Het reboundeffect: voor sommigen is dat de situatie waarin het uit is met je vriend of vriendin en je gelijk met een nieuwe m/v staat te flirten, geschraagd door een gevoelige mix van vergelding en projectie. Maar in de milieukunde staat het reboundeffect voor een ander patroon, dat hardnekkiger en permanenter is: gewonnen efficiency die teniet wordt gedaan door hogere consumptie van een goed – zoals het langer aan laten staan van je zuinige verwarming.
Het reboundeffect werd eerst bekend als de ‘Jevons Paradox’. De econoom William Jevons merkte in zijn boek The Coal Question uit 1865 op dat de uitvinding van een efficiëntere stoommachine betekende dat er niet minder, maar méér kolen zouden worden verstookt. Het gebruik van kolen en stoomkracht werd immers economisch aantrekkelijk voor vele nieuwe toepassingen naast het leegpompen van kolenmijnen. Dit leidde uiteindelijk tot een grotere vraag naar kolen en een veel groter kolenverbruik. Volgens Jevons was het denkfout ‘om te veronderstellen dat het zuinige gebruik van brandstof gelijk staat aan een verminderd verbruik: het tegendeel is waar.’

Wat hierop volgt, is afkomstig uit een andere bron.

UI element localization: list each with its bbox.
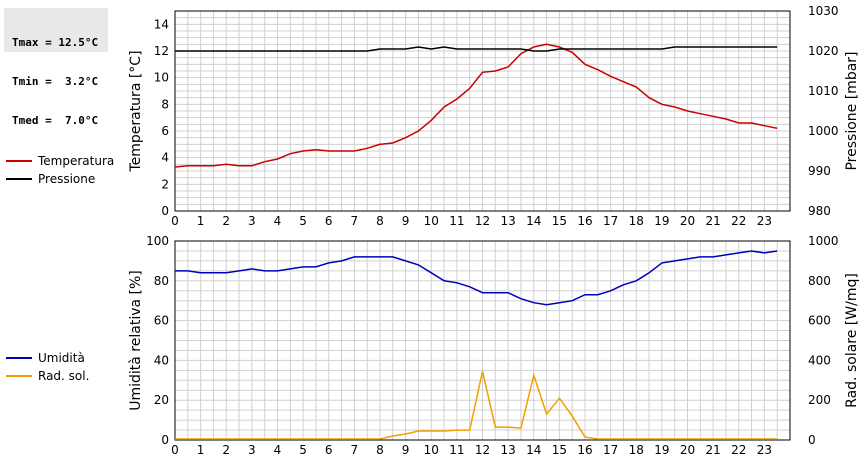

Sindsdien is het reboundeffect op tal van plekken in de economie teruggevonden. Mensen met een ledlamp of waterbesparende douchekop zetten de lamp en de douche langer aan – ze zijn toch zuinig? En zoals Jevons omschreef gaat deze vlieger ook op groepsniveau op: als iedereen hybride of elektrisch gaat rijden, wordt benzine goedkoper en kan de vraag naar benzine oplopen – in andere sectoren van de economie, maar ook door meer te gaan rijden, omdat het minder kost dan eerst. En de beschikbaarheid van deelauto’s en uitstootvrije auto’s lijkt eerder tot meer autokilometers en congestie te leiden, dan tot minder.
Niet alleen het milieu heeft last van het mechanisme van de rebound bij consumenten en in industrieën. Het effect dat een hoegenaamd efficiënte technologie een sterk toegenomen gebruik van die technologie in de hand werkt, speelt vrijwel overal. Zeker de huidige generatie ‘slimme’ technologie, die gokt op de overvloedige beschikbaarheid van data en rekenkracht, heeft hiermee te kampen.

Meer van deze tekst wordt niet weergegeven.